The University of Texas (UT) at Austin has removed a statue of Jefferson Davis, president of the Confederacy. University authorities decided to move the statue from a place near the clocktower to a museum, after a last-minute appeal by a Confederate heritage group failed. UT also voted to remove the statue of former President Woodrow Wilson. Wilson screened the racist film, Birth of a Nation, at the White House and also ordered the segregation of federal offices, restrooms and cafeterias. The student body voted to move the statue in March.
Kirk Lyons, a lawyer representing the Texas Division of the Sons of Confederate Veterans, described the removal of the statue as an “ISIS-style cleansing of history.” David Steven Littlefield, a relative of George Littlefield, who commissioned the statue, said the decision was taking political correctness too far.
“I think it’s just absolutely silly for them to move those statues based on someone being offended,” said Littlefield during the trial.
However, some UT alumni said the statue should have been removed a long time ago.
“I think it’s a good idea,” said Sandra Bieri, a 1961 UT graduate and retired law firm librarian. “It’s overdue.”
“This is an iconic moment,” said Gregory Vincent, the university’s vice-president for diversity and community engagement, said in The Austin American Statesman. “It really shows the power of student leadership.”
UT’s Briscoe Center of American History hosts one of the nation’s largest archives on slavery.
“Putting [the statue] in the Briscoe Center, is far from whitewashing or erasing history, but puts it in the proper historical context,” Vincent told The Associated Press.
The statue of Davis was controversial and was targeted by vandals several times. The words “black lives matter” were scrawled at the base of the statue in June. The statue of Davis had stood on the UT campus for 82 years. The campus also features several other Confederate heroes such as generals Robert E. Lee and Albert Sidney Johnston, as well as Confederate postmaster general John Reagan. The Austin-American Statesman said UT was heavily influenced by one of it’s early benefactors, George Washington Littlefield, who was a Confederate officer and later a UT regent. The UT at Austin has an ugly racial history. The university didn’t admit Black students until ordered by a 1950 U.S. Supreme Court ruling.

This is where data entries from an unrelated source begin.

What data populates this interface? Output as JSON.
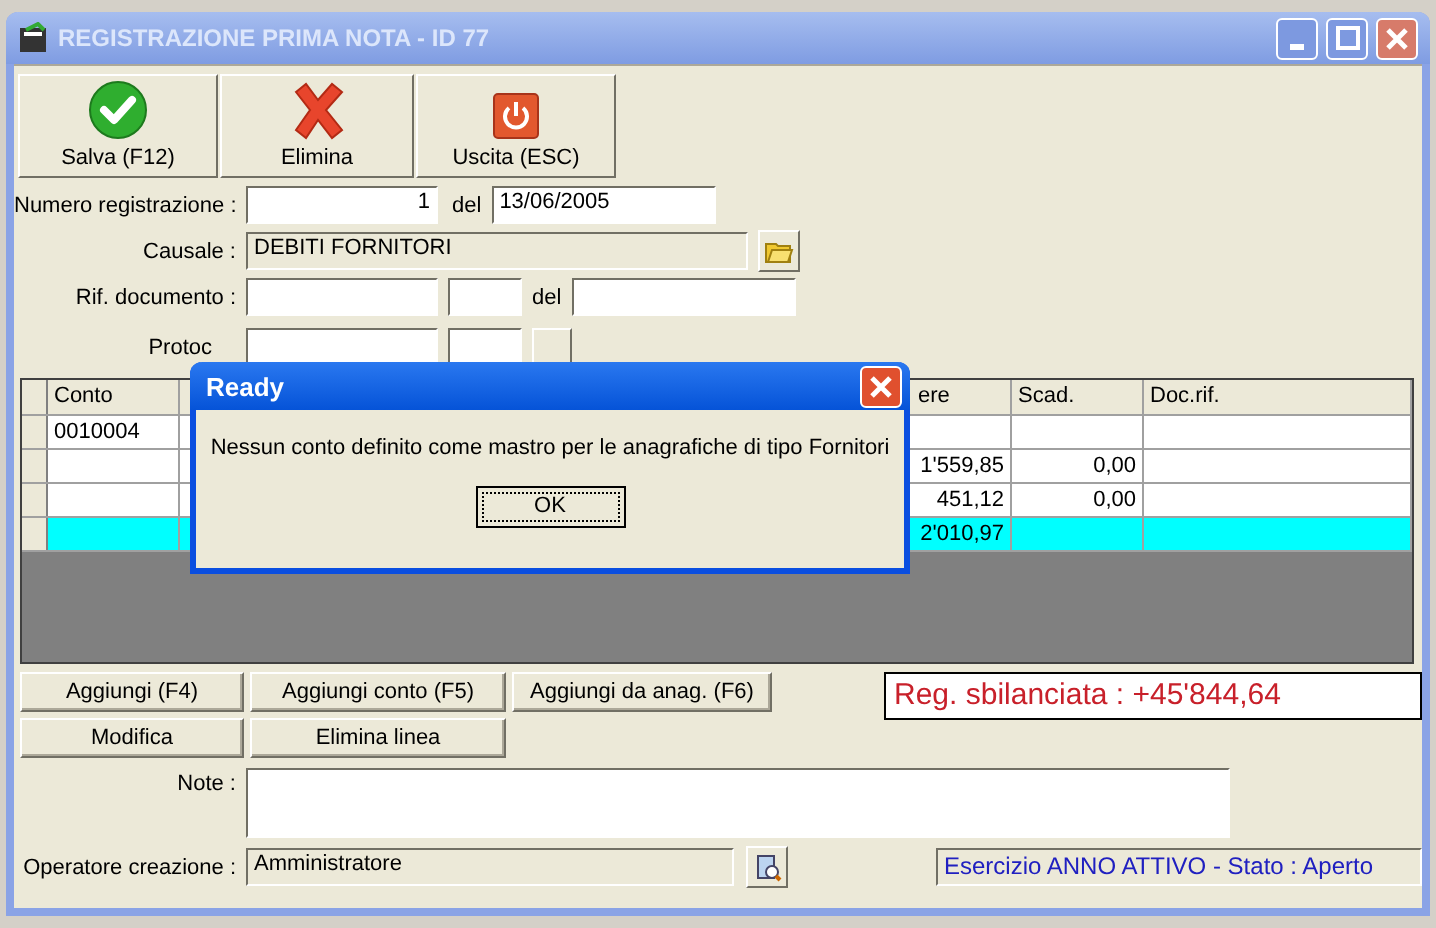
{
  "window": {
    "title": "REGISTRAZIONE PRIMA NOTA - ID 77"
  },
  "toolbar": [
    {
      "kind": "save",
      "label": "Salva (F12)"
    },
    {
      "kind": "delete",
      "label": "Elimina"
    },
    {
      "kind": "exit",
      "label": "Uscita (ESC)"
    }
  ],
  "form": {
    "numero": {
      "label": "Numero registrazione :",
      "value": "1",
      "del_label": "del",
      "date": "13/06/2005"
    },
    "causale": {
      "label": "Causale :",
      "value": "DEBITI FORNITORI"
    },
    "rif": {
      "label": "Rif. documento :",
      "del_label": "del"
    },
    "protocollo": {
      "label": "Protoc"
    }
  },
  "grid": {
    "columns": [
      "Conto",
      "ere",
      "Scad.",
      "Doc.rif."
    ],
    "rows": [
      {
        "selected": false,
        "cells": [
          "0010004",
          null,
          null,
          null
        ]
      },
      {
        "selected": false,
        "cells": [
          null,
          "1'559,85",
          "0,00",
          null
        ]
      },
      {
        "selected": false,
        "cells": [
          null,
          "451,12",
          "0,00",
          null
        ]
      },
      {
        "selected": true,
        "cells": [
          null,
          "2'010,97",
          null,
          null
        ]
      }
    ]
  },
  "dialog": {
    "title": "Ready",
    "message": "Nessun conto definito come mastro per le anagrafiche di tipo Fornitori",
    "button": "OK"
  },
  "actions": [
    [
      "Aggiungi (F4)",
      "Aggiungi conto (F5)",
      "Aggiungi da anag. (F6)"
    ],
    [
      "Modifica",
      "Elimina linea"
    ]
  ],
  "balance": "Reg. sbilanciata : +45'844,64",
  "note": {
    "label": "Note :"
  },
  "operatore": {
    "label": "Operatore creazione :",
    "value": "Amministratore"
  },
  "status": "Esercizio ANNO ATTIVO - Stato : Aperto"
}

The statue of Davis was met with controversy when it was originally designed.
“As time goes by, they will look to the Civil War as a blot on the pages of American history, and the Littlefield Memorial will be resented as keeping up the hatred between the Northern and Southern states,” said sculptor Pompeo Coppini.
The University of Texas at Austin is not the only college trying to change its ugly racial history. Yale is reportedly considering changing the name of a residential college named after John C. Calhoun, a former vice president and South Carolina senator, who was an ardent supporter of slavery.

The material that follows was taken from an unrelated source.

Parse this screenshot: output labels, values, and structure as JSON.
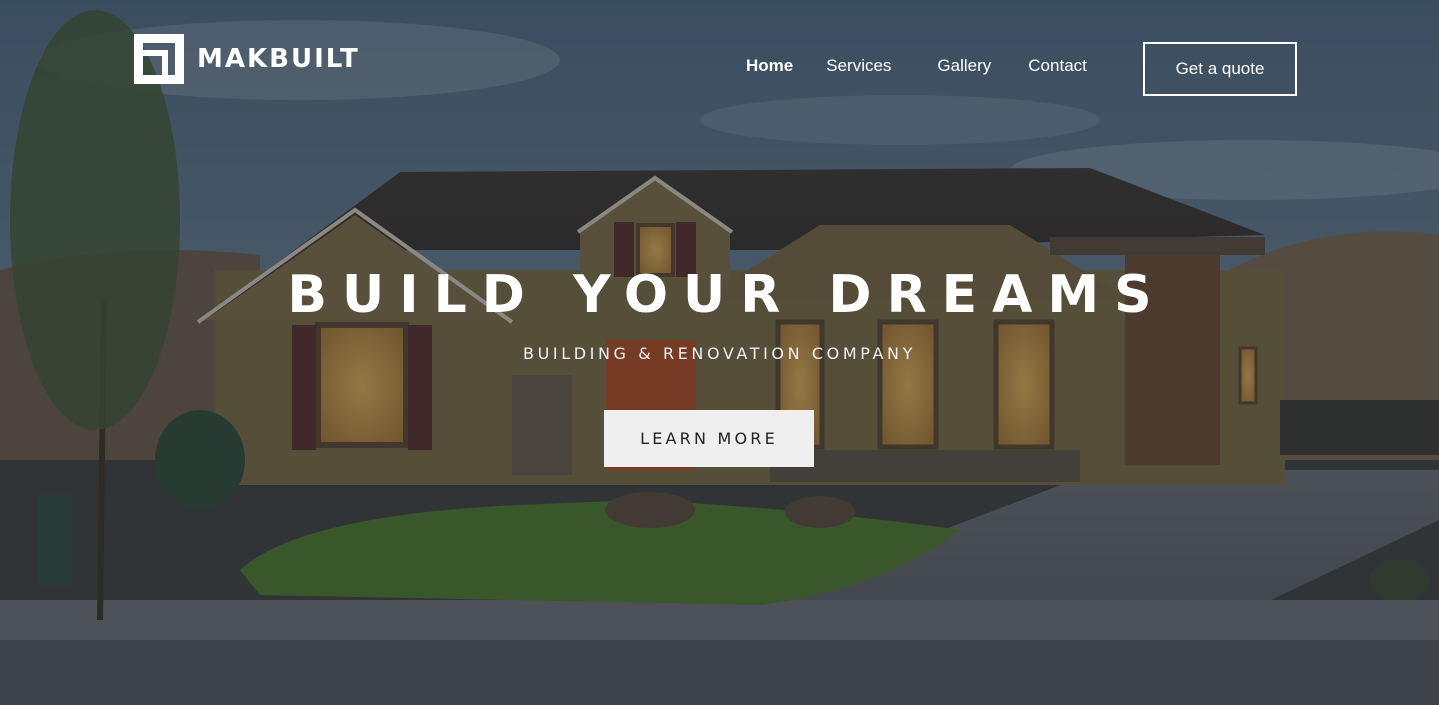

The issue was raised this summer when a petition was circulated in the wake of the Charleston massacre. The petition said having the college named after Calhoun represents “an indifference to centuries of pain and suffering among the black population.”
President Peter Salovey and Dean Jonathan Holloway told alumni they weren’t taking a position on the issue, but urged new students to take part in the discussion.
Holloway, a scholar of African-American history, said the nation had a complicated racial past. According to Huff Post, Holloway said Elihu Yale, the university’s benefactor, never owned slaves, but likely profited from the slave trade.